What Elizabeth Holmes did and didn't disclose about Theranos at AACC

Elizabeth Holmes, founder and CEO of Theranos, took the stage Monday evening at the American Association for Clinical Chemistry in Philadelphia to present new technologies and prove there is more to the Palo Alto, Calif.-based startup than a series of clinical laboratory issues.

"We're pleased to share our technologies with the entire laboratory industry. It's the beginning of the next phase of the company, as we introduce our technologies to the world," Ms. Holmes stated in an emailed press release. "We also will be working with academic institutions and other independent parties to validate and publish our results."
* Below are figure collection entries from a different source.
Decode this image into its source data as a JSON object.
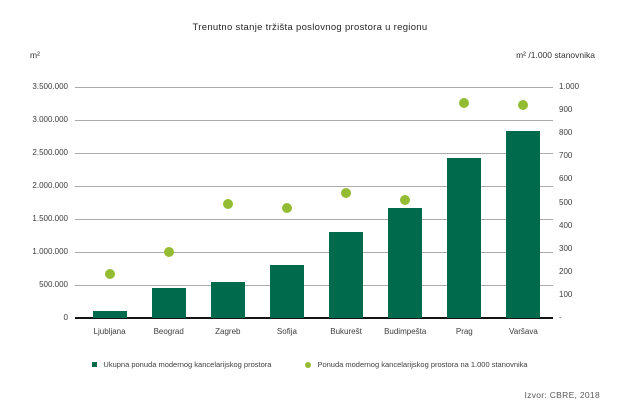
{
  "header": {
    "title": "Trenutno stanje tržišta poslovnog prostora u regionu",
    "left_axis_unit": "m²",
    "right_axis_unit": "m² /1.000 stanovnika"
  },
  "footer": {
    "source": "Izvor: CBRE, 2018"
  },
  "colors": {
    "bar": "#006A4D",
    "point": "#94BC33",
    "gridline": "#ABABAB",
    "axis_line": "#141414",
    "text": "#3D3D3D",
    "source_text": "#595959"
  },
  "legend": [
    {
      "marker": "square",
      "color": "#006A4D",
      "label": "Ukupna ponuda modernog kancelarijskog prostora"
    },
    {
      "marker": "circle",
      "color": "#94BC33",
      "label": "Ponuda modernog kancelarijskog prostora na 1.000 stanovnika"
    }
  ],
  "chart_data": {
    "type": "bar",
    "subtype": "combo-bar-scatter",
    "title": "Trenutno stanje tržišta poslovnog prostora u regionu",
    "grid": "horizontal",
    "legend_position": "bottom",
    "categories": [
      "Ljubljana",
      "Beograd",
      "Zagreb",
      "Sofija",
      "Bukurešt",
      "Budimpešta",
      "Prag",
      "Varšava"
    ],
    "series": [
      {
        "name": "Ukupna ponuda modernog kancelarijskog prostora",
        "type": "bar",
        "axis": "left",
        "color": "#006A4D",
        "values": [
          100000,
          460000,
          550000,
          800000,
          1300000,
          1670000,
          2420000,
          2840000
        ]
      },
      {
        "name": "Ponuda modernog kancelarijskog prostora na 1.000 stanovnika",
        "type": "scatter",
        "axis": "right",
        "color": "#94BC33",
        "values": [
          190,
          285,
          495,
          475,
          540,
          510,
          930,
          920
        ]
      }
    ],
    "left_axis": {
      "unit": "m²",
      "min": 0,
      "max": 3500000,
      "step": 500000,
      "ticks": [
        {
          "value": 0,
          "label": "0"
        },
        {
          "value": 500000,
          "label": "500.000"
        },
        {
          "value": 1000000,
          "label": "1.000.000"
        },
        {
          "value": 1500000,
          "label": "1.500.000"
        },
        {
          "value": 2000000,
          "label": "2.000.000"
        },
        {
          "value": 2500000,
          "label": "2.500.000"
        },
        {
          "value": 3000000,
          "label": "3.000.000"
        },
        {
          "value": 3500000,
          "label": "3.500.000"
        }
      ]
    },
    "right_axis": {
      "unit": "m² /1.000 stanovnika",
      "min": 0,
      "max": 1000,
      "step": 100,
      "ticks": [
        {
          "value": 0,
          "label": "-"
        },
        {
          "value": 100,
          "label": "100"
        },
        {
          "value": 200,
          "label": "200"
        },
        {
          "value": 300,
          "label": "300"
        },
        {
          "value": 400,
          "label": "400"
        },
        {
          "value": 500,
          "label": "500"
        },
        {
          "value": 600,
          "label": "600"
        },
        {
          "value": 700,
          "label": "700"
        },
        {
          "value": 800,
          "label": "800"
        },
        {
          "value": 900,
          "label": "900"
        },
        {
          "value": 1000,
          "label": "1.000"
        }
      ]
    }
  }
}
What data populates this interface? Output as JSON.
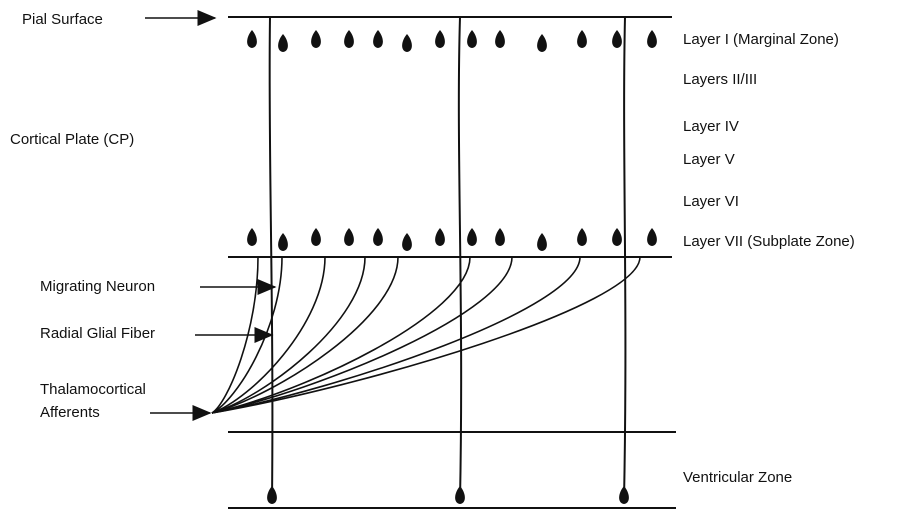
{
  "left_labels": {
    "pial": "Pial Surface",
    "cortical_plate": "Cortical Plate (CP)",
    "migrating": "Migrating Neuron",
    "radial": "Radial Glial Fiber",
    "thalamo": [
      "Thalamocortical",
      "Afferents"
    ]
  },
  "layer_labels": [
    "Layer I (Marginal Zone)",
    "Layers II/III",
    "Layer IV",
    "Layer V",
    "Layer VI",
    "Layer VII (Subplate Zone)",
    "Ventricular Zone"
  ]
}
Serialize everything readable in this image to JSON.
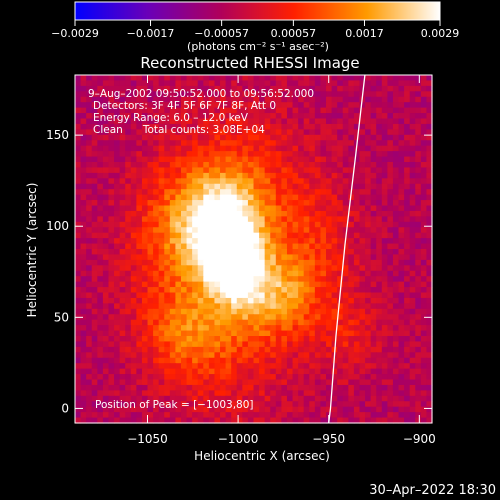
{
  "chart_data": {
    "type": "heatmap",
    "title": "Reconstructed RHESSI Image",
    "xlabel": "Heliocentric X (arcsec)",
    "ylabel": "Heliocentric Y (arcsec)",
    "xlim": [
      -1090,
      -893
    ],
    "ylim": [
      -8,
      183
    ],
    "x_ticks": [
      -1050,
      -1000,
      -950,
      -900
    ],
    "x_tick_labels": [
      "−1050",
      "−1000",
      "−950",
      "−900"
    ],
    "y_ticks": [
      0,
      50,
      100,
      150
    ],
    "y_tick_labels": [
      "0",
      "50",
      "100",
      "150"
    ],
    "colorbar": {
      "range": [
        -0.0029,
        0.0029
      ],
      "ticks": [
        -0.0029,
        -0.0017,
        -0.00057,
        0.00057,
        0.0017,
        0.0029
      ],
      "tick_labels": [
        "−0.0029",
        "−0.0017",
        "−0.00057",
        "0.00057",
        "0.0017",
        "0.0029"
      ],
      "units": "(photons cm⁻² s⁻¹ asec⁻²)",
      "colormap": [
        "#0000ff",
        "#6a00b8",
        "#b0005a",
        "#ff2000",
        "#ff9a00",
        "#ffffff"
      ]
    },
    "annotations": [
      "9–Aug–2002 09:50:52.000 to 09:56:52.000",
      "Detectors: 3F 4F 5F 6F 7F 8F, Att 0",
      "Energy Range: 6.0 – 12.0 keV",
      "Clean      Total counts: 3.08E+04"
    ],
    "peak_label": "Position of Peak = [−1003,80]",
    "peak": [
      -1003,
      80
    ],
    "limb_curve": {
      "x": [
        -930,
        -935,
        -941,
        -946,
        -949,
        -950
      ],
      "y": [
        183,
        140,
        90,
        40,
        0,
        -8
      ]
    },
    "source_blobs": [
      {
        "cx": -1003,
        "cy": 80,
        "sx": 11,
        "sy": 14,
        "amp": 0.0029
      },
      {
        "cx": -1010,
        "cy": 102,
        "sx": 15,
        "sy": 16,
        "amp": 0.0022
      },
      {
        "cx": -1000,
        "cy": 118,
        "sx": 24,
        "sy": 30,
        "amp": 0.0014
      },
      {
        "cx": -1035,
        "cy": 95,
        "sx": 20,
        "sy": 28,
        "amp": 0.0012
      },
      {
        "cx": -980,
        "cy": 62,
        "sx": 16,
        "sy": 16,
        "amp": 0.0017
      },
      {
        "cx": -1028,
        "cy": 40,
        "sx": 18,
        "sy": 16,
        "amp": 0.0012
      },
      {
        "cx": -1005,
        "cy": 45,
        "sx": 28,
        "sy": 40,
        "amp": 0.0009
      },
      {
        "cx": -955,
        "cy": 90,
        "sx": 16,
        "sy": 28,
        "amp": 0.0008
      },
      {
        "cx": -938,
        "cy": 40,
        "sx": 14,
        "sy": 16,
        "amp": 0.0007
      }
    ],
    "background_level": -0.0005,
    "grid": false
  },
  "footer": {
    "date": "30–Apr–2022 18:30"
  }
}
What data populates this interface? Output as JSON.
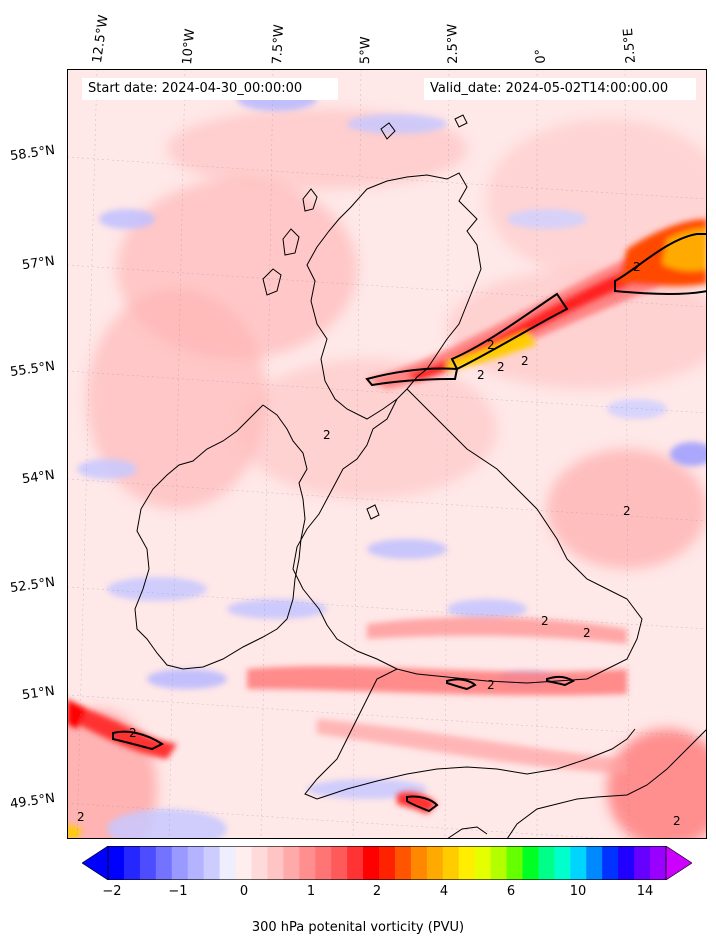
{
  "header": {
    "start_label": "Start date: 2024-04-30_00:00:00",
    "valid_label": "Valid_date: 2024-05-02T14:00:00.00"
  },
  "axes": {
    "lon_ticks": [
      "12.5°W",
      "10°W",
      "7.5°W",
      "5°W",
      "2.5°W",
      "0°",
      "2.5°E"
    ],
    "lat_ticks": [
      "58.5°N",
      "57°N",
      "55.5°N",
      "54°N",
      "52.5°N",
      "51°N",
      "49.5°N"
    ]
  },
  "colorbar": {
    "label": "300 hPa potenital vorticity (PVU)",
    "tick_labels": [
      "−2",
      "−1",
      "0",
      "1",
      "2",
      "4",
      "6",
      "10",
      "14"
    ],
    "colors": [
      "#0000ff",
      "#2626ff",
      "#4d4dff",
      "#7373ff",
      "#9999ff",
      "#b3b3ff",
      "#ccccff",
      "#eeeeff",
      "#ffeeee",
      "#ffdada",
      "#ffc4c4",
      "#ffaaaa",
      "#ff8f8f",
      "#ff7575",
      "#ff5a5a",
      "#ff3333",
      "#ff0000",
      "#ff2200",
      "#ff5500",
      "#ff8800",
      "#ffaa00",
      "#ffcc00",
      "#ffee00",
      "#e6ff00",
      "#b3ff00",
      "#66ff00",
      "#00ff22",
      "#00ff88",
      "#00ffcc",
      "#00d5ff",
      "#0088ff",
      "#0033ff",
      "#2200ff",
      "#6600ff",
      "#9900ff"
    ],
    "under_color": "#0000ff",
    "over_color": "#cc00ff"
  },
  "contour_labels": [
    "2",
    "2",
    "2",
    "2",
    "2",
    "2",
    "2",
    "2",
    "2",
    "2",
    "2",
    "2",
    "2"
  ]
}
With many in the audience poised to grill Ms. Holmes about her company's clinical challenges, she chose to use the AACC as a forum to focus on what she called Theranos' "technology business," which she emphasized is independent from its clinical lab. This distinction was essential to Ms. Holmes' presentation, as the integrity of Theranos' clinical labs was slammed by CMS when it revoked its license in April and barred Ms. Holmes from operating other labs for two years.  

Here are four things Ms. Holmes shared at AAC and four questions that remain unanswered.

What Ms. Holmes disclosed:

1. Ms. Holmes' presentation, "The Miniaturization of Laboratory Testing," offered the first-ever glimpse at the architecture of Theranos' new miniLab platform. This 2.5-cubic-foot device has the capability to run a broad range of tests on a single platform, according to Ms. Holmes. Disposable cartridges are put into the miniLab to facilitate the various tests. She also presented the Theranos Virtual Analyzer, which allows for two-way communication with the miniLab device and pave the way for pathologists and lab scientists to analyze tests remotely.

2. As part of this new technology, Theranos has submitted a Zika test to the FDA for emergency authorization. In a press releas,e Theranos said it is not aware of a capillary test for Zika. During the Q&A portion of the Theranos presentation, officials said the company is also considering using a urine test for Zika because it the virus is detectable in urine samples for longer periods of time.

3. Ms. Holmes also shared information and a video depicting the company's capillary collection methods. This included how the sample site is prepared, what the finger stick looks like and how the nanotainers are collected and shipped.

4. Her presence at AACC also demonstrated a new willingness by Ms. Holmes and Theranos to be more transparent and engage with the scientific community. "We came here for a reason," Ms. Holmes said in an interview with Reuters. "I could've gone to an entrepreneur's conference to introduce this technology, but this is the community that we want to engage with, and there's been a lot of confusion about our work." Gaining acceptance, publishing in peer-reviewed journals and conducting third-party studies will not happen in one day and one presentation, she said during the panel Q&A.

What she didn't disclose:

1. Ms. Holmes strayed from answering anything specific about the clinical challenges the company is dealing with. "We know there are a lot of questions about the past, and in the appropriate forum, we'll address them," she said during her presentation. "But today, we're hoping to be able to engage on a scientific exchange on this platform." She was unable to provide a time frame for reopening the California lab shut down by CMS, but said Theranos is building it from scratch.

2. She was reluctant to answer how many analytes can be measured using the miniLab. This is likely due to the backlash Theranos faced last fall for potentially overstating the capabilities of its Edison testing device. Ms. Holmes she said the miniLab is the latest version of the company's technology, and while a few hundred tests have been applied to various Theranos technologies, just one test for herpes is currently cleared by the FDA.

3. Information on the number of tests that can be conducted on the miniLab with a single sample of blood was not included in the presentation. "A person familiar with the matter" told The Wall Street Journal that the data in the presentation showed 11 different blood tests on the miniLab, but the architecture could only complete three to four tests with a microsample of blood, meaning multiple finger pricks would be necessary to complete all 11 tests.

4. Ms. Holmes did not disclose financial information about the company. When pressed about revenue streams following the fallout of Theranos' Walgreens partnership in an interview with Reuters, Ms. Holmes said Theranos has its own standalone wellness centers in Phoenix. Because Theranos is a private company, she declined to offer information on how much the company is worth.